Proteome Informatics Group, SIB Swiss Institute of Bioinformatics , Geneva, 1211, Switzerland.
University of Geneva , Geneva, 1211, Switzerland.
Anal Chem. 2017 Oct 17;89(20):10932-10940. doi: 10.1021/acs.analchem.7b02754. Epub 2017 Sep 25.

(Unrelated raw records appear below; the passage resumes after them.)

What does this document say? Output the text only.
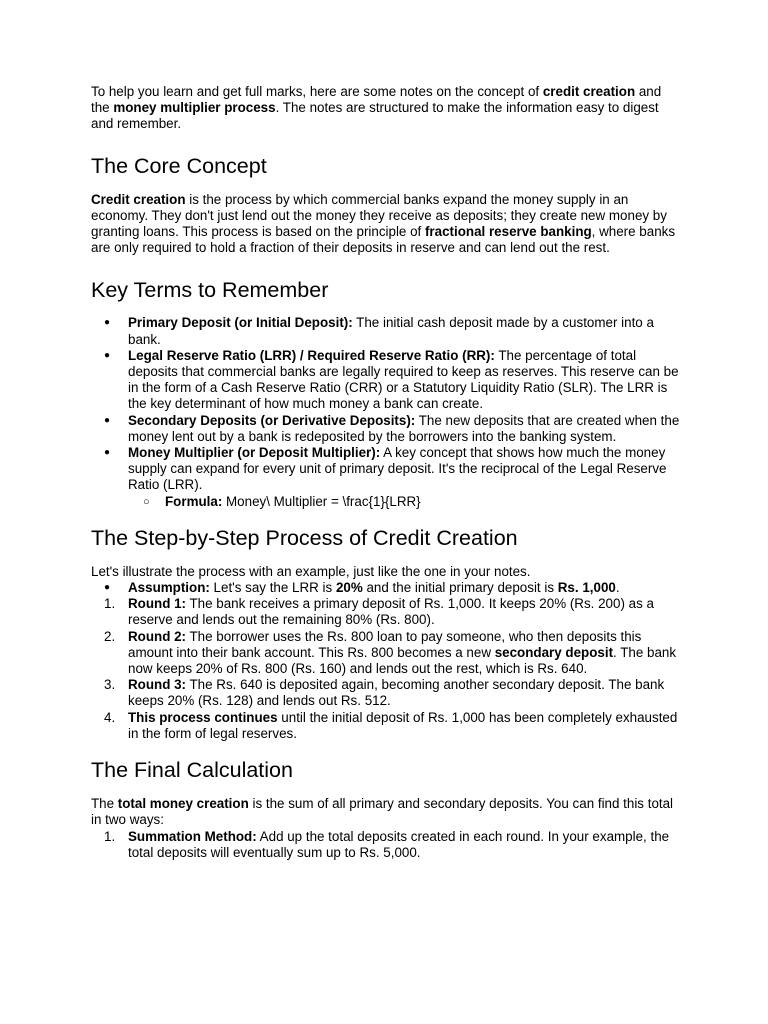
To help you learn and get full marks, here are some notes on the concept of credit creation and the money multiplier process. The notes are structured to make the information easy to digest and remember.

The Core Concept

Credit creation is the process by which commercial banks expand the money supply in an economy. They don't just lend out the money they receive as deposits; they create new money by granting loans. This process is based on the principle of fractional reserve banking, where banks are only required to hold a fraction of their deposits in reserve and can lend out the rest.

Key Terms to Remember
● Primary Deposit (or Initial Deposit): The initial cash deposit made by a customer into a bank.
● Legal Reserve Ratio (LRR) / Required Reserve Ratio (RR): The percentage of total deposits that commercial banks are legally required to keep as reserves. This reserve can be in the form of a Cash Reserve Ratio (CRR) or a Statutory Liquidity Ratio (SLR). The LRR is the key determinant of how much money a bank can create.
● Secondary Deposits (or Derivative Deposits): The new deposits that are created when the money lent out by a bank is redeposited by the borrowers into the banking system.
● Money Multiplier (or Deposit Multiplier): A key concept that shows how much the money supply can expand for every unit of primary deposit. It's the reciprocal of the Legal Reserve Ratio (LRR).
○ Formula: Money\ Multiplier = \frac{1}{LRR}
The Step-by-Step Process of Credit Creation

Let's illustrate the process with an example, just like the one in your notes.

● Assumption: Let's say the LRR is 20% and the initial primary deposit is Rs. 1,000.
1. Round 1: The bank receives a primary deposit of Rs. 1,000. It keeps 20% (Rs. 200) as a reserve and lends out the remaining 80% (Rs. 800).
2. Round 2: The borrower uses the Rs. 800 loan to pay someone, who then deposits this amount into their bank account. This Rs. 800 becomes a new secondary deposit. The bank now keeps 20% of Rs. 800 (Rs. 160) and lends out the rest, which is Rs. 640.
3. Round 3: The Rs. 640 is deposited again, becoming another secondary deposit. The bank keeps 20% (Rs. 128) and lends out Rs. 512.
4. This process continues until the initial deposit of Rs. 1,000 has been completely exhausted in the form of legal reserves.
The Final Calculation

The total money creation is the sum of all primary and secondary deposits. You can find this total in two ways:

1. Summation Method: Add up the total deposits created in each round. In your example, the total deposits will eventually sum up to Rs. 5,000.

Tandem mass spectrometry, when combined with liquid chromatography and applied to complex mixtures, produces large amounts of raw data, which needs to be analyzed to identify molecular structures. This technique is widely used, particularly in glycomics. Due to a lack of high throughput glycan sequencing software, glycan spectra are predominantly sequenced manually. A challenge for writing glycan-sequencing software is that there is no direct template that can be used to infer structures detectable in an organism. To help alleviate this bottleneck, we present Glycoforest 1.0, a partial de novo algorithm for sequencing glycan structures based on MS/MS spectra. Glycoforest was tested on two data sets (human gastric and salmon mucosa O-linked glycomes) for which MS/MS spectra were annotated manually. Glycoforest generated the human validated structure for 92% of test cases. The correct structure was found as the best scoring match for 70% and among the top 3 matches for 83% of test cases. In addition, the Glycoforest algorithm detected glycan structures from MS/MS spectra missing a manual annotation. In total 1532 MS/MS previously unannotated spectra were annotated by Glycoforest. A portion containing 521 spectra was manually checked confirming that Glycoforest annotated an additional 50 MS/MS spectra overlooked during manual annotation.
串联质谱法与液相色谱法相结合应用于复杂混合物时会产生大量原始数据,需要对这些数据进行分析以确定分子结构。该技术应用广泛,尤其是在糖组学中。由于缺乏高通量聚糖测序软件,糖谱主要通过手动测序。编写聚糖测序软件的一个挑战是,没有可以用来推断在生物体中可检测到的结构的直接模板。为了帮助缓解这一瓶颈,我们提出了 Glycoforest 1.0,这是一种基于 MS/MS 谱的聚糖结构从头测序的部分算法。Glycoforest 在两个数据集(人胃和鲑鱼黏膜 O-连接聚糖组)上进行了测试,这些数据集的 MS/MS 谱已手动注释。Glycoforest 为 92%的测试案例生成了人类验证结构。对于 70%的测试案例,正确结构是最佳评分匹配;对于 83%的测试案例,正确结构是前三个匹配之一。此外,Glycoforest 算法还从缺少手动注释的 MS/MS 谱中检测到了聚糖结构。总共通过 Glycoforest 注释了 1532 个以前未注释的 MS/MS 谱。其中包含 521 个谱的一部分进行了手动检查,确认 Glycoforest 注释了在手动注释过程中遗漏的另外 50 个 MS/MS 谱。